Lo Stato Sociale riparte da Milano con il suo Recovery tour

Canzoni e voglia di star insieme'ma ancora non è una ripartenza'

(ANSA) - MILANO, 13 GIU - E' nato come "una riabilitazione dello stare insieme" (copyright Alby) il Recovery tour dello Stato Sociale che ieri sera è tornato dopo un anno e mezzo ad esibirsi dal vivo al Castello Sforzesco di Milano davanti a un pubblico che ha fatto la ola e cantato e faticato a rimanere seduto.
    Di voglia di stare insieme la band ha dimostrato di averne tanta, e ancora di più i (e soprattutte le) fan che hanno esaurito i biglietti nel primo giorno di prevendita. Però, ha avvisato Lodo, "non facciamo finta che questa sia una ripartenza vera, perché la metà dei nostri tecnici non è qui" per colpa delle regole anticovid che limitano le capienze e andrebbero riviste. Per fare un paragone: al loro ultimo concerto, il capodanno 2020 in piazza Duomo a Milano, c'erano 20mila persone e ieri sera un migliaio.

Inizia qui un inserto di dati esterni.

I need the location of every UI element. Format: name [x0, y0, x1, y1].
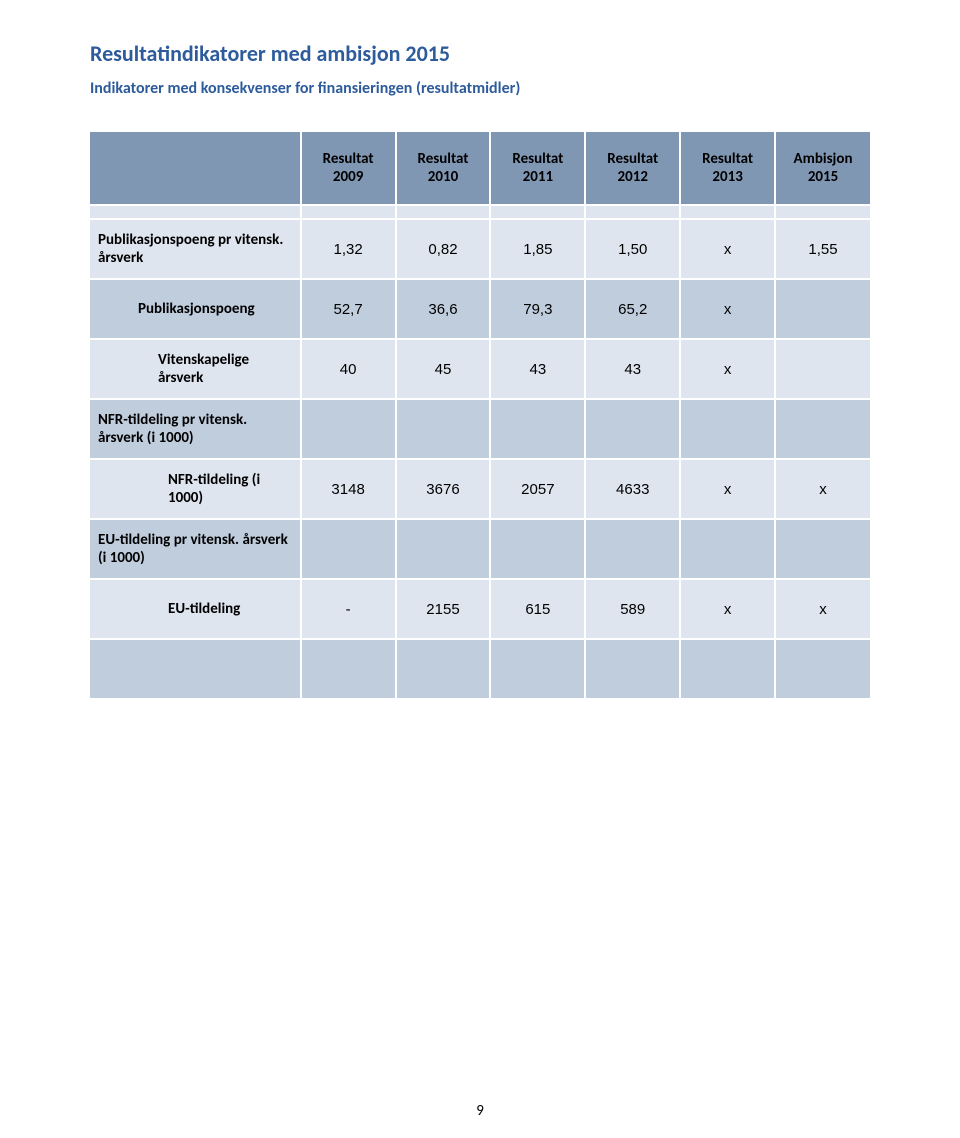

    I brani sono stati scelti tenendo in qualche conto proprio le limitazioni riarrangiati in versione "elettroacustica per non frustrare il pubblico che deve stare seduto" o almeno che dovrebbe anche se la fatica è tanta in alcune canzoni. Niente da pogare ma tanto da cantare: brani cult come 'Mi sono rotto il cazzo' o 'Sono così Indie' e nuovi titoli da 'Sesso, droga e lavorare' a 'Combat pop". Immancabile la conclusione con 'Una vita in vacanza' ma in "versione pandemica" spiegano. Speravano di poterla fare andando in mezzo al pubblico. Invece si devono accontentare di sedersi al limite del palco con gli strumenti acustici e il pubblico in piedi a cantare a squarciagola e poi a chiedergli di tornare a fare un altro brano. Ma ormai è quasi mezzanotte e a Milano c'è ancora il coprifuoco. (ANSA).